Toplum, bir istikrar takıntısı içerisinde. Aynı fikri savunmak, aynı tarzda yaşamak, aynı insanı sevmek, aynı hayalleri kurmak… Sanki kimliğimizi “sabit” tuttuğumuz ölçüde güvenilir sayılıyoruz. Ama gerçek şu ki, kimseye hayat boyu aynı kişi olma borcumuz yok. Tarzınız değişebilir. Bugün sevdiğiniz kıyafet, yarın size anlamsız gelebilir. Beğenileriniz evrim geçirebilir; bu, sahte olduğunuz anlamına gelmez. Aksine, büyüdüğünüzü gösterir. Fikirleriniz değişebilir. Yeni bilgiler, deneyimler ve bakış açıları edindikçe; dün savunduğunuz bir görüşü bugün sorguluyor olabilirsiniz. Bu, tutarsızlık değil; entelektüel cesarettir. Keyfiniz değişebilir. Daha önce hoşlandığınız bir ortam artık size yabancı gelebilir. Daha önce tolere ettiğiniz bir davranış, artık sizi rahatsız edebilir. Bu, sınırlarınızın netleştiğini gösterir.

Değişmek, samimiyetsizlik değil. Kendinize karşı dürüst kalmak adına değişmeyi göze alabilmek belki de en samimi hali insan olmanın. Dün kabul ettiğiniz bir şeyi bugün tahammül edilemez bulmanız, ne geçmişinizi yalanlar ne de bugününüzü lekeleyebilir.Hayat bir yolculuksa, yönünüzü değiştirmeniz kadar doğal bir şey yok. Yeter ki bu değişim, başkalarının beklentilerine değil, kendi iç sesinize dayansın. Çünkü en büyük sorumluluğunuz başkalarına değil, kendinize sadık kalmaktır. Ben de bir zamanlar hoşuma giden şeylere şimdi göz devirdiğimi fark ediyorum. Eskiden “olmazsa olmaz” dediğim insanlarla artık bir kelime bile konuşmak istemeyebiliyorum. Hatta bazen, kendi kendime bile şaşıyorum: “Ben ne çabuk değiştim böyle?”

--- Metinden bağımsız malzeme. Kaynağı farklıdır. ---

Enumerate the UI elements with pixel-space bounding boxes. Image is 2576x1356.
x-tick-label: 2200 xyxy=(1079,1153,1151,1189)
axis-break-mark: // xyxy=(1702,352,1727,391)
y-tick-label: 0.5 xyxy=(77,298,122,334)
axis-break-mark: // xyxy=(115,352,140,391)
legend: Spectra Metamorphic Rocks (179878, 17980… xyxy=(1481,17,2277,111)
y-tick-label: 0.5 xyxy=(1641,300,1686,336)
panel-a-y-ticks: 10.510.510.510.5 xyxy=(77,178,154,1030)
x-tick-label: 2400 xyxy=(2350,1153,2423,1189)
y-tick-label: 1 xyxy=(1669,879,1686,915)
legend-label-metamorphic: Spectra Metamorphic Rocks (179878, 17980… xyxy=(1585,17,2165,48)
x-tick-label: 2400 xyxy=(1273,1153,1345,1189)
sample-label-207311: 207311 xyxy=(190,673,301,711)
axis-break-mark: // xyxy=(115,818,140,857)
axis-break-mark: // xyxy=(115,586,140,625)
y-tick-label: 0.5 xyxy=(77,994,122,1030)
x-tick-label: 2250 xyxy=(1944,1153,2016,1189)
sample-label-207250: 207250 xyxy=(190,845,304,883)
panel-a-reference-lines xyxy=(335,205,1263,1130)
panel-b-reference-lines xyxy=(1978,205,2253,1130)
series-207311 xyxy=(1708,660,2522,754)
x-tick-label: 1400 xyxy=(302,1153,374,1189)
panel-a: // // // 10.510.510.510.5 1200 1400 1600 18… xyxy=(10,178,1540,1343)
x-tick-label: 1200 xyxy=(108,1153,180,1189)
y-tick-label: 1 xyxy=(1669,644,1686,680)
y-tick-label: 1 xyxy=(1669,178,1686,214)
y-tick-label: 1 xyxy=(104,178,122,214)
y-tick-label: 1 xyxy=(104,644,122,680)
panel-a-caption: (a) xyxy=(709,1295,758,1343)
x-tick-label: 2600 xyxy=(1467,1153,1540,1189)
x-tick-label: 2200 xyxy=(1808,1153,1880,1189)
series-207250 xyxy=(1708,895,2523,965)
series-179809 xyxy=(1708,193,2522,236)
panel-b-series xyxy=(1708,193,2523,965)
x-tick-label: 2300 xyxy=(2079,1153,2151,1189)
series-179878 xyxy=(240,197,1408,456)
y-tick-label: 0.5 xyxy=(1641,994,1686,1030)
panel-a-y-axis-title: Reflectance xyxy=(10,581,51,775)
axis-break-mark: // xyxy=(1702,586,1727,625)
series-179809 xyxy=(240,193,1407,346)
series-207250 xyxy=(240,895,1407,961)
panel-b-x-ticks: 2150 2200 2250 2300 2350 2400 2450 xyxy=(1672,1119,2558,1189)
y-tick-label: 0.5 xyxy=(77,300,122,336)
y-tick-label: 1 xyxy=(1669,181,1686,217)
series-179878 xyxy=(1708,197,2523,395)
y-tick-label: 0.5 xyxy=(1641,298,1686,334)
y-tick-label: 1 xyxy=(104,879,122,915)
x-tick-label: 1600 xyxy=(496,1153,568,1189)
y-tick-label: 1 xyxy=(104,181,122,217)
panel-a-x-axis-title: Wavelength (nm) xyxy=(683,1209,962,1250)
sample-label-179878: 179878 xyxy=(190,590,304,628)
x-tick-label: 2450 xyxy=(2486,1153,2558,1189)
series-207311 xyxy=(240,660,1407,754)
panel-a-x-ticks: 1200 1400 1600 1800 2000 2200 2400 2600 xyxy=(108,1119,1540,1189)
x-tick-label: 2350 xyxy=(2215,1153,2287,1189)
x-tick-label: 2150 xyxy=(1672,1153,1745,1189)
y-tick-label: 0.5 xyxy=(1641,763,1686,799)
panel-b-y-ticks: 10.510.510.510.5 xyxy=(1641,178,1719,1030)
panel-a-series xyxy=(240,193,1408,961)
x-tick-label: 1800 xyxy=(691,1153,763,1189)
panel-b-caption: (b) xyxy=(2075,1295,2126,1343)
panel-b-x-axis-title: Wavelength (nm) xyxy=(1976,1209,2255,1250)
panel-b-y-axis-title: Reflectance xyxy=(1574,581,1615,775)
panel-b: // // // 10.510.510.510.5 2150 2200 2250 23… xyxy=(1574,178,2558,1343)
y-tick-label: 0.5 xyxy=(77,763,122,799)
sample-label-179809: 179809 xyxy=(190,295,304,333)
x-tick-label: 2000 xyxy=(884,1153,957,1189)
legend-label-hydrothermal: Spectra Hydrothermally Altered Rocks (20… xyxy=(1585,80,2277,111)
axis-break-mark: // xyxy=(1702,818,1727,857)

Ama sonra anlıyorum… Bu, kötü bir şey değil. Bu, yaşadığımın işareti. Çünkü yaşayan herkes değişir. Değişmek, gelişmenin, öğrenmenin, yanılmanın ve yeniden denemenin bir sonucudur. Tarzım değişti, çünkü eskiden hoşuma giden şeyler artık bana ait hissettirmiyor. Fikrimi değiştirdim, çünkü dinledim, okudum, düşündüm. Keyfim değişti, çünkü hayat beni başka yerlerden geçirdi. Aynı kalamadım… Çünkü aynı kalmak bazen hayatta kalmaya bile yetmiyor. Eskiden tahammül edebildiğim bazı şeylere artık göz yumamıyorum. Bunun adına “hassasiyet” diyen de olur, “şımarıklık” diyen de. Ama ben artık kendimi suçlamıyorum. Çünkü bazen bir sınır çizmek, hayatta kalmak kadar gerekli. Ve belki de en güzeli, kendime şu cümleyi kurabilmem:

“Evet, ben değiştim. Çünkü yaşıyorum.”

İnsan değişiyor. Bunu anlamayanlar, sizin değil, kendi hikayelerinde sıkışıp kalıyorlar aslında. Bırak onlar orada dursun. Sen yürümeye devam et. Çünkü yürüdükçe değişeceksin, değiştikçe kendine daha çok benzeyeceksin.